Published in various countries “The Secret of the Sacred Panel” is a historical true-crime about the occult motives behind history’s most amazing art theft.
April 1934. Two panels, John the Baptist and the Just Judges, part of the world’s greatest altarpiece “Adoration of the Mystic Lamb” are stolen from the Ghent cathedral in Belgium. Painted in the 15th century by Van Eyck the art work literally is priceless. The police has no clue who is behind the audacious theft. When all hope of recovery seems lost the detectives are contacted by an extortionist who returns the panel of John the Baptist and demands a ransom for the other, more important, Just Judges. A long and at times outlandish cat and mouse game ensues during which the detectives overplay their hand. The blackmailer disappears.

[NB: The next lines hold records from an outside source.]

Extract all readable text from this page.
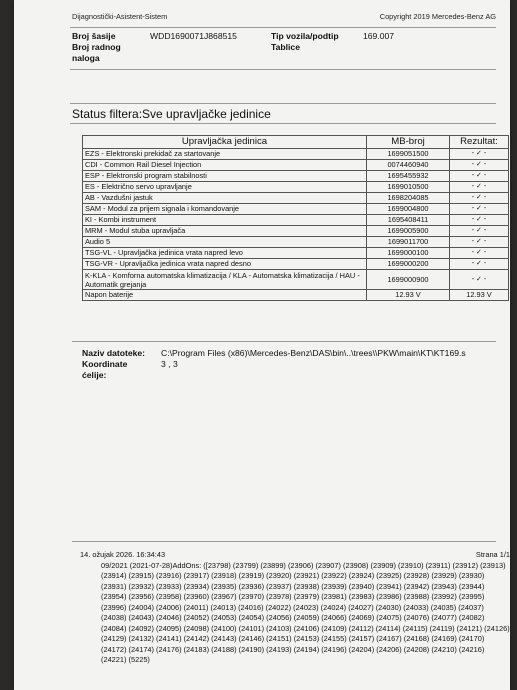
Dijagnostički-Asistent-Sistem	Copyright 2019 Mercedes-Benz AG
Broj šasije	WDD1690071J868515
Broj radnog naloga
Tip vozila/podtip	169.007
Tablice
Status filtera:Sve upravljačke jedinice
Upravljačka jedinica	MB-broj	Rezultat:
EZS - Elektronski prekidač za startovanje	1699051500	- ✓ -
CDI - Common Rail Diesel Injection	0074460940	- ✓ -
ESP - Elektronski program stabilnosti	1695455932	- ✓ -
ES - Električno servo upravljanje	1699010500	- ✓ -
AB - Vazdušni jastuk	1698204085	- ✓ -
SAM - Modul za prijem signala i komandovanje	1699004800	- ✓ -
KI - Kombi instrument	1695408411	- ✓ -
MRM - Modul stuba upravljača	1699005900	- ✓ -
Audio 5	1699011700	- ✓ -
TSG-VL - Upravljačka jedinica vrata napred levo	1699000100	- ✓ -
TSG-VR - Upravljačka jedinica vrata napred desno	1699000200	- ✓ -
K-KLA - Komforna automatska klimatizacija / KLA - Automatska klimatizacija / HAU - Automatik grejanja	1699000900	- ✓ -
Napon baterije	12.93 V	12.93 V
Naziv datoteke: C:\Program Files (x86)\Mercedes-Benz\DAS\bin\..\trees\\PKW\main\KT\KT169.s
Koordinate ćelije:3 , 3
14. ožujak 2026. 16:34:43	Strana 1/1
09/2021 (2021-07-28)AddOns: ([23798) (23799) (23899) (23906) (23907) (23908) (23909) (23910) (23911) (23912) (23913) (23914) (23915) (23916) (23917) (23918) (23919) (23920) (23921) (23922) (23924) (23925) (23928) (23929) (23930) (23931) (23932) (23933) (23934) (23935) (23936) (23937) (23938) (23939) (23940) (23941) (23942) (23943) (23944) (23954) (23956) (23958) (23960) (23967) (23970) (23978) (23979) (23981) (23983) (23986) (23988) (23992) (23995) (23996) (24004) (24006) (24011) (24013) (24016) (24022) (24023) (24024) (24027) (24030) (24033) (24035) (24037) (24038) (24043) (24046) (24052) (24053) (24054) (24056) (24059) (24066) (24069) (24075) (24076) (24077) (24082) (24084) (24092) (24095) (24098) (24100) (24101) (24103) (24106) (24109) (24112) (24114) (24115) (24119) (24121) (24126) (24129) (24132) (24141) (24142) (24143) (24146) (24151) (24153) (24155) (24157) (24167) (24168) (24169) (24170) (24172) (24174) (24176) (24183) (24188) (24190) (24193) (24194) (24196) (24204) (24206) (24208) (24210) (24216) (24221) (5225)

In The Secret of the Sacred Panel, Dutch investigative journalist Karl Hammer reports the amazing story told to him by Tom R., an art historian who was enlisted to spy for the CIA and MI5 during WWII in order to trace the whereabouts of the vast horde of art stolen by the Nazis. While in Munich in 1945 Tom discovers that the Nazi’s had spent three years and a fortune on tracing the Van Eyck missing art work. Apparently they had been following the events surrounding the theft long before they invaded Belgium. Tom’s superiors immediately put him on the case to find out of the Nazi’s had successfully traced the art work. This is the start of one of most curious, if not outright weird investigations the art world has ever seen. A theft that is perhaps not a theft. Of an art work that is more than an art work. And nobody seems to be who they pretend to be. Not even Tom’s superiors.
The Secret of the Sacred Panel takes its readers into a quite unexpected territory of international intelligence work and shows how religion and politics were entangled, while occult mysticism was rampant among leaders in both East and West. The book describes an amazing and personal story of deceit and betrayal, all of this verified and supported by meticulous research into religion, mysticism, and history.